Tuesday, March 4, 2014

Sore Eyes

In another planet, somewhere else apart from earth, possibly another universe… who knows, you’ll have to ask the scientist for their gibberish equations, there live humans. Same as the ones that you see around. Humans with hair, eyes, legs, hand, the whole picture, even the minute hair in the hidden places. The only difference is that they have red eyes. 

Once a long time ago, in an age forgotten by even the old, Hal looked up to the sky, stared into the star filled night and maybe… just maybe, he saw a glimpse of our earth and the most contagious illness passed through that hole he saw. And then his eyes became red! 

At first he did not notice it, but in the morning his eye lids were glued together, stuck with some thick paste that had obliviously secreted out of his eye pores. He washed his eyes and did not know what was happening to him. Though his eye throbbed a bit that was no reason to stop him from going to work. So to work he went. His eyes stared at papers, stared at his lunch and stared at people. And like the contiguous disease it was, it began spreading. 

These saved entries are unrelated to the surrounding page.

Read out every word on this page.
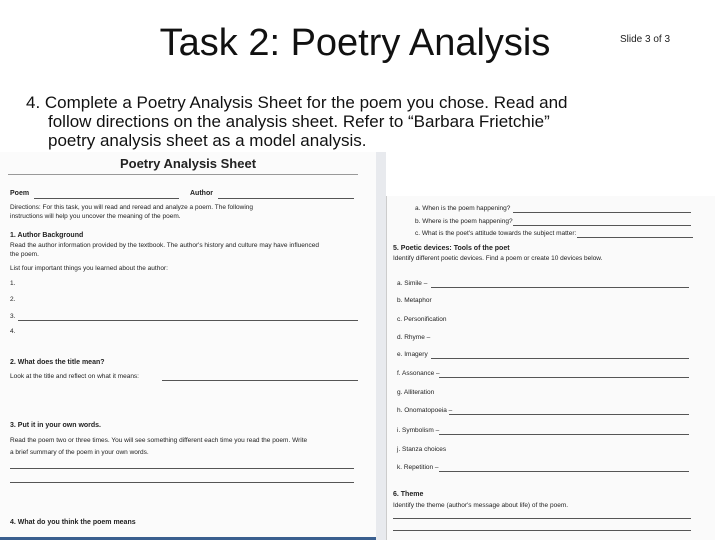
Task 2: Poetry Analysis	Slide 3 of 3
4. Complete a Poetry Analysis Sheet for the poem you chose. Read and
follow directions on the analysis sheet. Refer to “Barbara Frietchie”
poetry analysis sheet as a model analysis.
Poetry Analysis Sheet
Poem	Author
Directions: For this task, you will read and reread and analyze a poem. The following
instructions will help you uncover the meaning of the poem.
1. Author Background
Read the author information provided by the textbook. The author's history and culture may have influenced
the poem.
List four important things you learned about the author:
1.
2.
3.
4.
2. What does the title mean?
Look at the title and reflect on what it means:
3. Put it in your own words.
Read the poem two or three times. You will see something different each time you read the poem. Write
a brief summary of the poem in your own words.
4. What do you think the poem means
a. When is the poem happening?
b. Where is the poem happening?
c. What is the poet's attitude towards the subject matter:
5. Poetic devices: Tools of the poet
Identify different poetic devices. Find a poem or create 10 devices below.
a. Simile –
b. Metaphor
c. Personification
d. Rhyme –
e. Imagery
f. Assonance –
g. Alliteration
h. Onomatopoeia –
i. Symbolism –
j. Stanza choices
k. Repetition –
6. Theme
Identify the theme (author's message about life) of the poem.
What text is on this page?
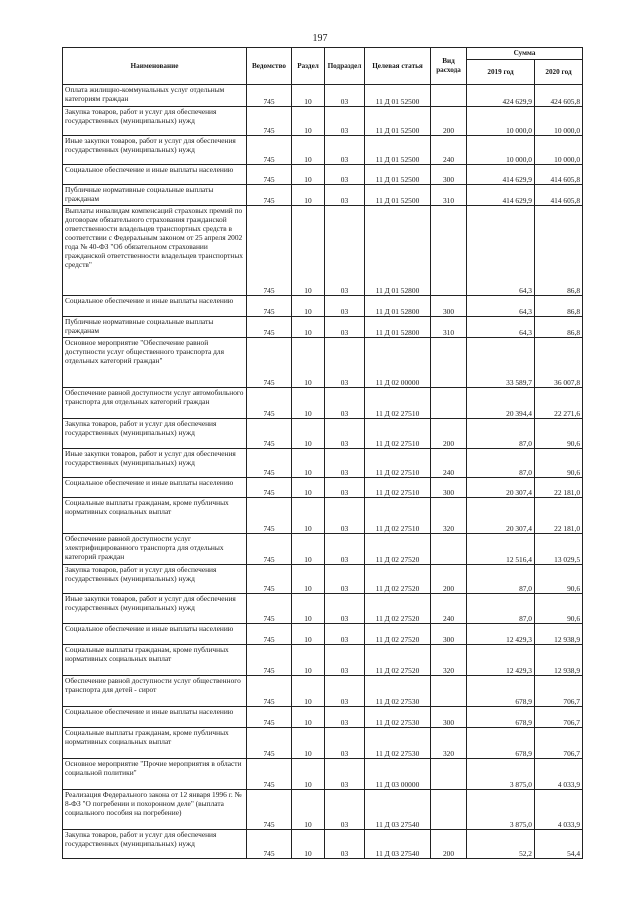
197
Наименование	Ведомство	Раздел	Подраздел	Целевая статья	Вид расхода	Сумма	
						2019 год	2020 год
Оплата жилищно-коммунальных услуг отдельным категориям граждан	745	10	03	11 Д 01 52500		424 629,9	424 605,8
Закупка товаров, работ и услуг для обеспечения государственных (муниципальных) нужд	745	10	03	11 Д 01 52500	200	10 000,0	10 000,0
Иные закупки товаров, работ и услуг для обеспечения государственных (муниципальных) нужд	745	10	03	11 Д 01 52500	240	10 000,0	10 000,0
Социальное обеспечение и иные выплаты населению	745	10	03	11 Д 01 52500	300	414 629,9	414 605,8
Публичные нормативные социальные выплаты гражданам	745	10	03	11 Д 01 52500	310	414 629,9	414 605,8
Выплаты инвалидам компенсаций страховых премий по договорам обязательного страхования гражданской ответственности владельцев транспортных средств в соответствии с Федеральным законом от 25 апреля 2002 года № 40-ФЗ "Об обязательном страховании гражданской ответственности владельцев транспортных средств"	745	10	03	11 Д 01 52800		64,3	86,8
Социальное обеспечение и иные выплаты населению	745	10	03	11 Д 01 52800	300	64,3	86,8
Публичные нормативные социальные выплаты гражданам	745	10	03	11 Д 01 52800	310	64,3	86,8
Основное мероприятие "Обеспечение равной доступности услуг общественного транспорта для отдельных категорий граждан"	745	10	03	11 Д 02 00000		33 589,7	36 007,8
Обеспечение равной доступности услуг автомобильного транспорта для отдельных категорий граждан	745	10	03	11 Д 02 27510		20 394,4	22 271,6
Закупка товаров, работ и услуг для обеспечения государственных (муниципальных) нужд	745	10	03	11 Д 02 27510	200	87,0	90,6
Иные закупки товаров, работ и услуг для обеспечения государственных (муниципальных) нужд	745	10	03	11 Д 02 27510	240	87,0	90,6
Социальное обеспечение и иные выплаты населению	745	10	03	11 Д 02 27510	300	20 307,4	22 181,0
Социальные выплаты гражданам, кроме публичных нормативных социальных выплат	745	10	03	11 Д 02 27510	320	20 307,4	22 181,0
Обеспечение равной доступности услуг электрифицированного транспорта для отдельных категорий граждан	745	10	03	11 Д 02 27520		12 516,4	13 029,5
Закупка товаров, работ и услуг для обеспечения государственных (муниципальных) нужд	745	10	03	11 Д 02 27520	200	87,0	90,6
Иные закупки товаров, работ и услуг для обеспечения государственных (муниципальных) нужд	745	10	03	11 Д 02 27520	240	87,0	90,6
Социальное обеспечение и иные выплаты населению	745	10	03	11 Д 02 27520	300	12 429,3	12 938,9
Социальные выплаты гражданам, кроме публичных нормативных социальных выплат	745	10	03	11 Д 02 27520	320	12 429,3	12 938,9
Обеспечение равной доступности услуг общественного транспорта для детей - сирот	745	10	03	11 Д 02 27530		678,9	706,7
Социальное обеспечение и иные выплаты населению	745	10	03	11 Д 02 27530	300	678,9	706,7
Социальные выплаты гражданам, кроме публичных нормативных социальных выплат	745	10	03	11 Д 02 27530	320	678,9	706,7
Основное мероприятие "Прочие мероприятия в области социальной политики"	745	10	03	11 Д 03 00000		3 875,0	4 033,9
Реализация Федерального закона от 12 января 1996 г. № 8-ФЗ "О погребении и похоронном деле" (выплата социального пособия на погребение)	745	10	03	11 Д 03 27540		3 875,0	4 033,9
Закупка товаров, работ и услуг для обеспечения государственных (муниципальных) нужд	745	10	03	11 Д 03 27540	200	52,2	54,4
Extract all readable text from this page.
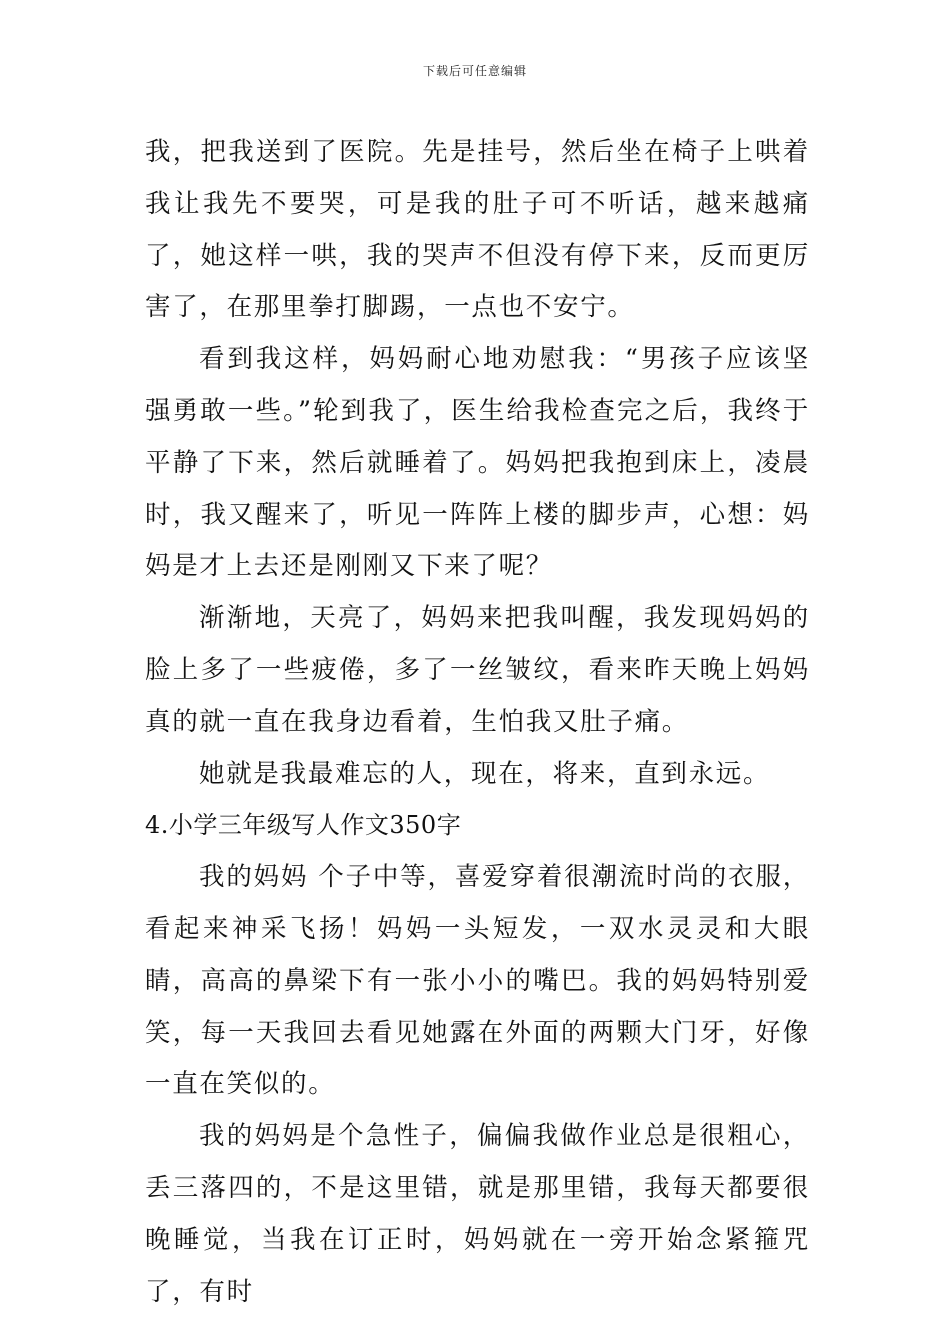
下载后可任意编辑

我，把我送到了医院。先是挂号，然后坐在椅子上哄着我让我先不要哭，可是我的肚子可不听话，越来越痛了，她这样一哄，我的哭声不但没有停下来，反而更厉害了，在那里拳打脚踢，一点也不安宁。

看到我这样，妈妈耐心地劝慰我：“男孩子应该坚强勇敢一些。”轮到我了，医生给我检查完之后，我终于平静了下来，然后就睡着了。妈妈把我抱到床上，凌晨时，我又醒来了，听见一阵阵上楼的脚步声，心想：妈妈是才上去还是刚刚又下来了呢？

渐渐地，天亮了，妈妈来把我叫醒，我发现妈妈的脸上多了一些疲倦，多了一丝皱纹，看来昨天晚上妈妈真的就一直在我身边看着，生怕我又肚子痛。

她就是我最难忘的人，现在，将来，直到永远。

4.小学三年级写人作文350字

我的妈妈 个子中等，喜爱穿着很潮流时尚的衣服，看起来神采飞扬！妈妈一头短发，一双水灵灵和大眼睛，高高的鼻梁下有一张小小的嘴巴。我的妈妈特别爱笑，每一天我回去看见她露在外面的两颗大门牙，好像一直在笑似的。

我的妈妈是个急性子，偏偏我做作业总是很粗心，丢三落四的，不是这里错，就是那里错，我每天都要很晚睡觉，当我在订正时，妈妈就在一旁开始念紧箍咒了，有时
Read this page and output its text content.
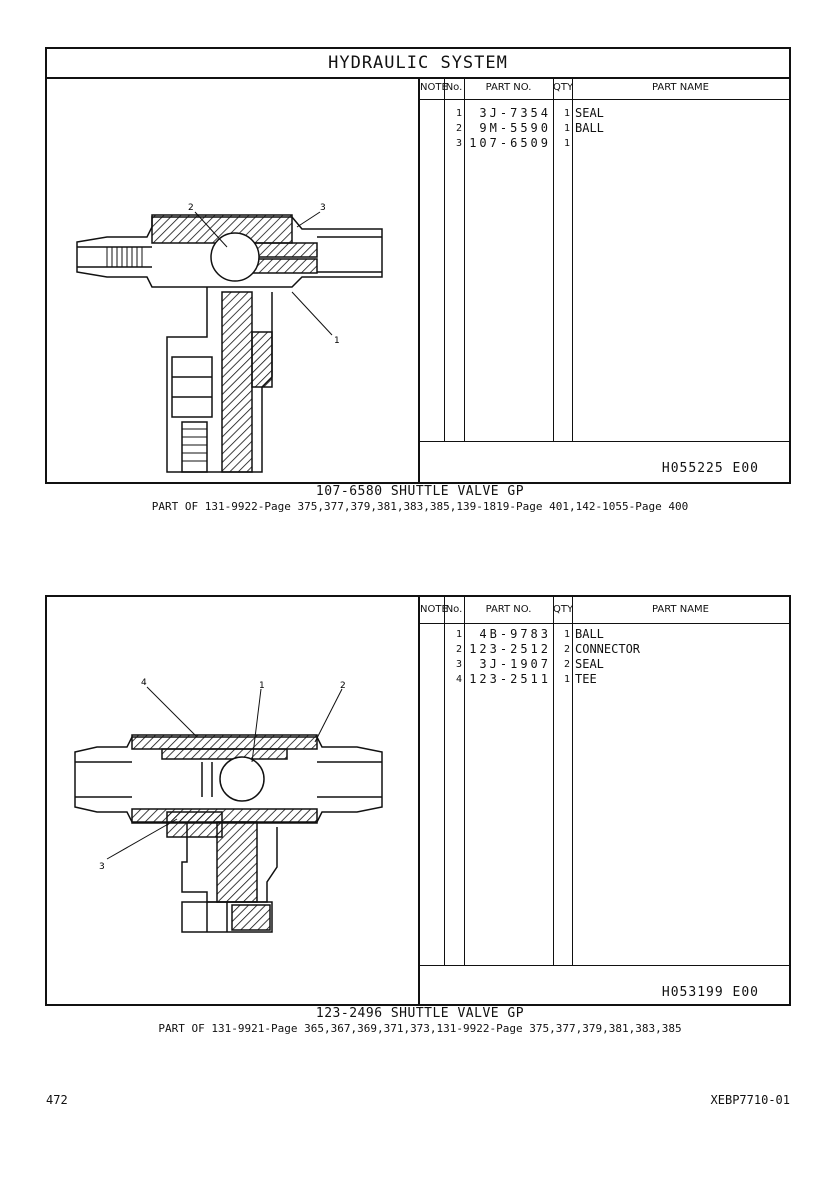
HYDRAULIC SYSTEM
2	3
1
NOTE
No.	PART NO.	QTY	PART NAME
1	3J-7354	1 SEAL
2	9M-5590	1 BALL
3 107-6509	1
H055225 E00
107-6580 SHUTTLE VALVE GP
PART OF 131-9922-Page 375,377,379,381,383,385,139-1819-Page 401,142-1055-Page 400
4	1	2
3
NOTE
No.	PART NO.	QTY	PART NAME
1	4B-9783	1 BALL
2 123-2512	2 CONNECTOR
3	3J-1907	2 SEAL
4 123-2511	1 TEE
H053199 E00
123-2496 SHUTTLE VALVE GP
PART OF 131-9921-Page 365,367,369,371,373,131-9922-Page 375,377,379,381,383,385
472	XEBP7710-01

However, unlike our earth, the human’s of this earth did not recover from this illness. Forever they were plagued with it. By the time they reached their senior years, their vision was blurred and their eyes had to be replaced by bionics. From the time a child is born, after every nap, their eyes had to washed of the goo that over laid the eye lids. They wailed even more than usual for the throbbing pain that it caused their eyes. 

On our earth we are lucky, not because the illness is any less painful, but our strong bodies are able to recover from it. Yet, even on our earth, all it takes is for one person in a house, in a room and that would be more than enough for everyone to go home and get up with goo gluing their eye lids together. 

We call it, conjunctivitis, sore eyes. In the far away neighboring earth of another universe, it is called forever illness since it stays with you forever once you get it.